ATI RN
RN ATI Capstone Proctored Comprehensive Assessment Form A
1. A nurse is providing discharge teaching for a client prescribed warfarin. What should be included in the teaching?
- A. Avoid foods rich in vitamin K
- B. Take warfarin with meals
- C. Take aspirin for pain relief
- D. Report unusual bleeding or bruising
Correct answer: D
Rationale: The correct answer is D. When a client is prescribed warfarin, they should be educated to report any unusual bleeding or bruising promptly. Choices A, B, and C are incorrect. Avoiding foods rich in vitamin K is not necessary when taking warfarin, as long as intake remains consistent. Warfarin does not need to be taken with meals, and aspirin should not be taken for pain relief due to its blood-thinning effects, which can increase the risk of bleeding when combined with warfarin.
2. What is the most important nursing intervention when caring for a patient with a wound?
- A. Apply an occlusive dressing over the wound.
- B. Clean the wound with normal saline.
- C. Administer antibiotics as prescribed.
- D. Reassess the wound every 4 hours for changes.
Correct answer: B
Rationale: The most important nursing intervention when caring for a patient with a wound is to clean the wound with normal saline. This is crucial for preventing infection and promoting healing. Applying an occlusive dressing (Choice A) can be important but should come after cleaning the wound. Administering antibiotics (Choice C) is not the first-line intervention for all wounds and should be based on the healthcare provider's prescription. Reassessing the wound (Choice D) is essential but not the most important initial intervention.
3. A nurse manager assigns a task outside the scope of a nursing assistant. How should the assistant respond?
- A. Refuse the task and report it to the charge nurse.
- B. Perform the task without reporting.
- C. Ask another nurse to perform the task.
- D. Accept the task but document it later.
Correct answer: A
Rationale: When a task is assigned that is outside the scope of a nursing assistant, it is essential for the assistant to refuse the task and report it to the charge nurse. This ensures that tasks are appropriately delegated, maintaining patient safety and adherence to professional standards. Performing the task without reporting can lead to potential risks for the patient and legal implications. Asking another nurse to perform the task may not address the issue of improper delegation. Accepting the task but documenting it later does not resolve the immediate concern of working within the assistant's scope of practice and seeking appropriate delegation.
4. A client has a new prescription for folic acid and believes it's only for pregnant women. What statement should the nurse make?
- A. Folic acid is important only for pregnant women.
- B. You don’t need folic acid if you eat a balanced diet.
- C. Folic acid is important for the building of blood cells for adults and children.
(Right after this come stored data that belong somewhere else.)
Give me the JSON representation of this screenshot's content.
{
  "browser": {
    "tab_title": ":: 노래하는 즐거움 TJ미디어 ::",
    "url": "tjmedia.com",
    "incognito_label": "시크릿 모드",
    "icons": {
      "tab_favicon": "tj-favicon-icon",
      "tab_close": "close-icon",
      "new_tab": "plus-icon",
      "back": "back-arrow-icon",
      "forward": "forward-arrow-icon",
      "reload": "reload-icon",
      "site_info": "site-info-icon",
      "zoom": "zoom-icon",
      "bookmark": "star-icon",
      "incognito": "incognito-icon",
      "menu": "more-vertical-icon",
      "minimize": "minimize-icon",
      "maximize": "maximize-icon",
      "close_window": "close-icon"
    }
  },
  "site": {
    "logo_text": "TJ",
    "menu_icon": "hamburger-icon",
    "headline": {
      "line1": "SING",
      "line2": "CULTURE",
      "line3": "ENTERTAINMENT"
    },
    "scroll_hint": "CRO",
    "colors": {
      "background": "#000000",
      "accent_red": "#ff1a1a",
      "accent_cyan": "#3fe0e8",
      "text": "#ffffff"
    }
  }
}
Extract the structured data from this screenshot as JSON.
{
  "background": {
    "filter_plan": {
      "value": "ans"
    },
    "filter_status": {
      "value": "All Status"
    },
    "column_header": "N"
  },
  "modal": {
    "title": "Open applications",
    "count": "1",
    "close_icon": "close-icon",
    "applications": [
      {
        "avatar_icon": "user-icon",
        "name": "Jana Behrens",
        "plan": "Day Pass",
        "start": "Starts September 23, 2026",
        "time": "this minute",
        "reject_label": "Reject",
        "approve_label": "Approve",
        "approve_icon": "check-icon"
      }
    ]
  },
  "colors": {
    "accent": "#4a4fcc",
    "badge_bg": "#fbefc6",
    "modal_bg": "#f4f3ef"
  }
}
- D. You should take folic acid only if your blood tests show a deficiency.
Correct answer: C
Rationale: The correct answer is C because folic acid is essential for the production of red blood cells in adults and children, not just for pregnant women. Option A is incorrect as folic acid is not exclusive to pregnant women. Option B is incorrect as a balanced diet may not provide sufficient folic acid. Option D is incorrect since folic acid supplementation is also recommended for other reasons beyond deficiency.
5. The nurse is caring for a patient with an incision. Which actions will best indicate an understanding of medical and surgical asepsis for a sterile dressing change?
- A. Donning sterile gown and gloves to remove the wound dressing
- B. Utilizing clean gloves to remove the dressing and clean supplies for the new dressing
- C. Utilizing clean gloves to remove the dressing and sterile supplies for the new dressing
- D. Donning clean goggles, gown, and gloves to dress the wound
Correct answer: C
Rationale: Choice C is the correct answer. When performing a sterile dressing change, it is essential to use clean gloves to remove soiled dressings and sterile gloves and supplies for applying the new dressing. This helps maintain aseptic technique and reduce the risk of introducing pathogens to the wound. Choices A, B, and D involve incorrect use of sterile and clean supplies, which can compromise the sterility of the procedure and increase the risk of infection.